L’uomo è un animale dotato di interiorità, si diceva, e in questa viene fatto risiedere il massimo valore, conviti che sia alcunché di originario, di eterno. Ci troviamo così dinnanzi al «difetto ereditario di tutti i filosofi», ossia la «mancanza di senso storico», che li fa arrivare a «prendere di punto in bianco la più recente configurazione dell’uomo, quale essa si è venuta determinando sotto la pressione di determinate religioni, anzi di determinati avvenimenti politici, come la forma fissa dalla quale si debba partire. Non vogliono capire che l’uomo è divenuto e che anche la facoltà di conoscere è divenuta . Scrive sempre in Umano troppo Umano: “Ora tutto l’essenziale dell’evoluzione umana è avvenuto in tempi remotissimi, assai prima di quei quattromila anni che all’incirca conosciamo e durante i quali l’uomo non può essere gran che cambiato. Ma nell’uomo attuale il filosofo vede «istinti» e suppone che essi appartengano ai fatti immutabili dell’uomo e possano quindi fornire una chiave alla comprensione del mondo in generale: tutta la teologia è basata sul fatto che dell’uomo degli ultimi quattro millenni si parla come di un uomo eterno, al quale tendono naturalmente dalla loro origine tutte le cose del mondo. Ma tutto è divenuto; non ci sono fatti eterni: così come non ci sono verità assolute. Per conseguenza il filosofare storico è da ora in poi necessario, e con esso la virtù della modestia.”
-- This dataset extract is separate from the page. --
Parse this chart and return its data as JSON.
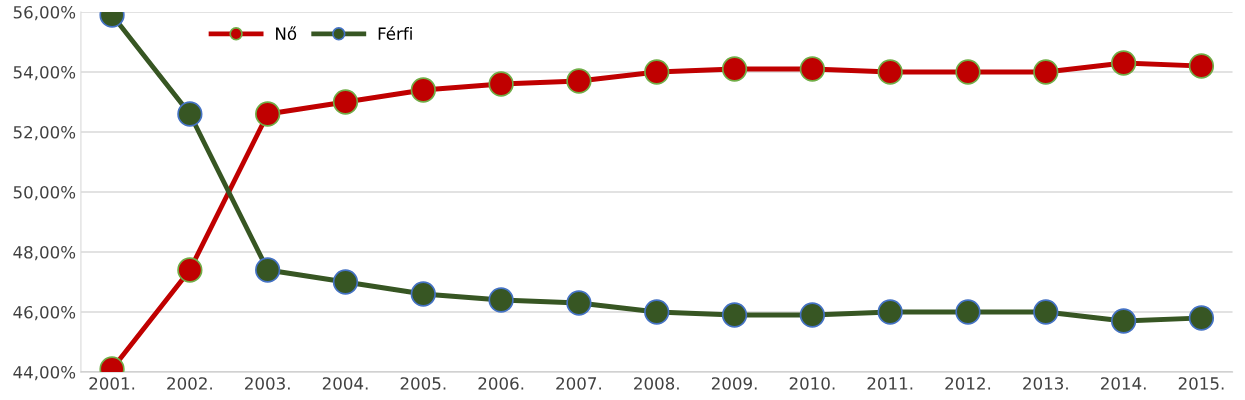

Se tutto diviene, non c’è alcun dentro nell’uomo che non sia già un prodotto del divenire del fuori, persino i cosiddetti «sentimenti profondi» – come può essere considerato il caso del dolore -, lungi dall’avvicinarsi ad alcunché di assoluto, sono detti così solo perché «vengono regolarmente suscitati, in modo appena percepibile, certi complicati gruppi di pensieri», che di per sé non danno alcuna garanzia di veridicità.